I used a bait casting reel w/ a size 10 treble hook,cast over it's back,reel up to it,set hook,hold on for awhile.Make sure drag is set so it will have some running room till it tires out.I made a harpoon like they sell at the class you go to,but I did buy a tip for it at the class.We recorded the hunt & had a good time.I did not get a tag or alternate this year.Good Luck


----------



## Corky (Feb 18, 2010)

You might get ahold of Tiger (TNT Gators' Home Page). He was the nuisance gator trapper for the western panhandle in Florida until he gave it up this year. He has guided for the Alabama public hunt a few times now & always gets his folks into the top 2 or 3 gators state-wide. He can show you how it is done & has all the gear. Muzzy has a gator getter kit for bows with a reel setup & nylon line, but for the ultimate adrenalin rush, he grunts them in with a **** light & a harpoon pole & you stick them when they are 8-10 feet from the boat & then play them like a fish. You want to talk about excitement, I've been in the boat with him when he was guiding professional big game hunters who were shaking like a kid seeing their first big buck in the crosshairs when he put them on a really big gator. You guys have some MASSIVE bull gators over in the Tensaw & Yellow river area that I would love to get a shot at.

Corky


----------



## Fairwaterfishing (Mar 17, 2009)

I can vouch for Tiger Godwin. I have known him for years from when I was in high school up in Jay, hes good people. 2 years ago we used him to guide for us when we got a tag, he really makes it look easy, in less than 5 hours we had a gator over 12 feet dead in his boat 486 pounds i think. Last year we did it on our own to say the least it didnt go near as smooth as the year before, on night 3 after several miss shots with a cross bow and numerous screw ups we finally hooked into a very good gator and fought him on rod and reel for 5 hours, put a harpoon in him, shot him in the head and the harpoon tip came out and the gator sank to the bottom. We screwed up when the gator was near the boat and put way too much pressure on him. I guess we didnt learn all of Tigers tips from the year before. Oh yea 3 days later the gator floated up 13 feet long, and we got the head. The smell of a 3 day old gator well you could smell it before you seen it. Still it was a damn nice one. This year my wife got a tag and we are not trophy hunting this year, we are going for a 8 to 10 footer, good eating size and taking it to the house.


----------



## mullet slayer (Aug 5, 2009)

A lil' late to the thread..










Here's my crossbow w/ an AMS retriever(strong enough to retrieve arrows not big prey).

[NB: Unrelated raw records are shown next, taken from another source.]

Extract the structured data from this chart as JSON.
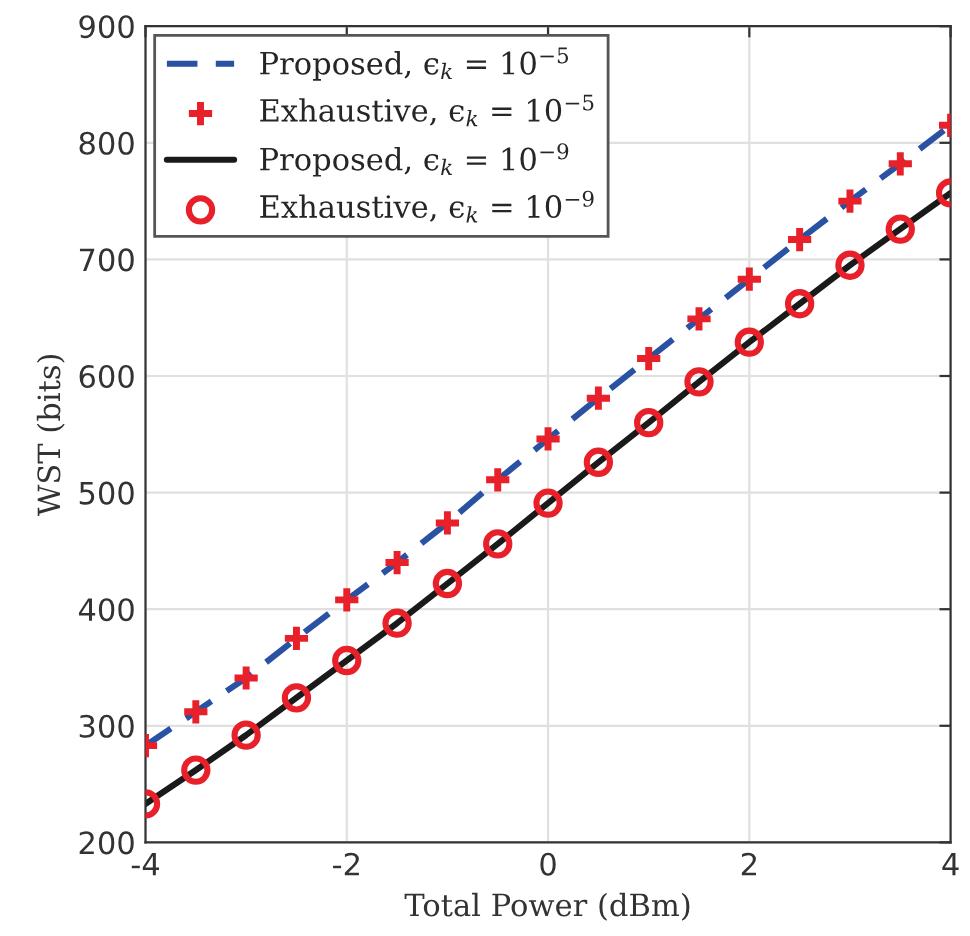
{
  "chart_data": {
    "type": "line",
    "xlabel": "Total Power (dBm)",
    "ylabel": "WST (bits)",
    "x": [
      -4,
      -3.5,
      -3,
      -2.5,
      -2,
      -1.5,
      -1,
      -0.5,
      0,
      0.5,
      1,
      1.5,
      2,
      2.5,
      3,
      3.5,
      4
    ],
    "series": [
      {
        "name": "Proposed, ϵ$_{k}$ = 10$^{−5}$",
        "color": "#2a52a3",
        "line_style": "dashed",
        "marker": "none",
        "values": [
          283,
          312,
          341,
          375,
          408,
          440,
          474,
          511,
          546,
          581,
          615,
          649,
          683,
          717,
          750,
          782,
          815
        ]
      },
      {
        "name": "Exhaustive, ϵ$_{k}$ = 10$^{−5}$",
        "type": "scatter",
        "color": "#e8202a",
        "marker": "cross",
        "values": [
          283,
          312,
          341,
          375,
          408,
          440,
          474,
          511,
          546,
          581,
          615,
          649,
          683,
          717,
          750,
          782,
          815
        ]
      },
      {
        "name": "Proposed, ϵ$_{k}$ = 10$^{−9}$",
        "color": "#1a1a1a",
        "line_style": "solid",
        "marker": "none",
        "values": [
          233,
          262,
          292,
          324,
          356,
          388,
          422,
          456,
          491,
          526,
          560,
          595,
          629,
          662,
          695,
          726,
          757
        ]
      },
      {
        "name": "Exhaustive, ϵ$_{k}$ = 10$^{−9}$",
        "type": "scatter",
        "color": "#e8202a",
        "marker": "circle",
        "values": [
          233,
          262,
          292,
          324,
          356,
          388,
          422,
          456,
          491,
          526,
          560,
          595,
          629,
          662,
          695,
          726,
          757
        ]
      }
    ],
    "xlim": [
      -4,
      4
    ],
    "xticks": [
      -4,
      -2,
      0,
      2,
      4
    ],
    "ylim": [
      200,
      900
    ],
    "yticks": [
      200,
      300,
      400,
      500,
      600,
      700,
      800,
      900
    ],
    "grid": true,
    "legend": "top left"
  }
}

These retrievers are pricey but make life much easier for the average bow angler, especially when it's on a traditional bow or compound and you're on lots of fish. 

Fiberglass arrows/bolts are for water depth penetration, and most guys use a gator specific breakaway harpoon tip so the death roll doesn't destroy the gear.

Advantages to using a crossbow are long distance and nice penetration.


----------



## Bone Yard (Feb 2, 2009)

I have six 10 foot and better under my belt. You need 200ft of 1/4 inch braided nylon, a 4 1/2 circunfrance dowl rod cut 2 inches long, and a deer shoulder, and cow lung. Gets um every time. here's a couple we took this past season.


----------



## gatorkiller (Apr 16, 2011)

wow you use a big dowel i only use 1 inch. i say the best way to get the big ones are to snatch hook them. Thats seems to get the biggest ones. I do a lot baiting and you end up losing a lot of them. You can spend hours going thru trres and weeds only to find nothing.


----------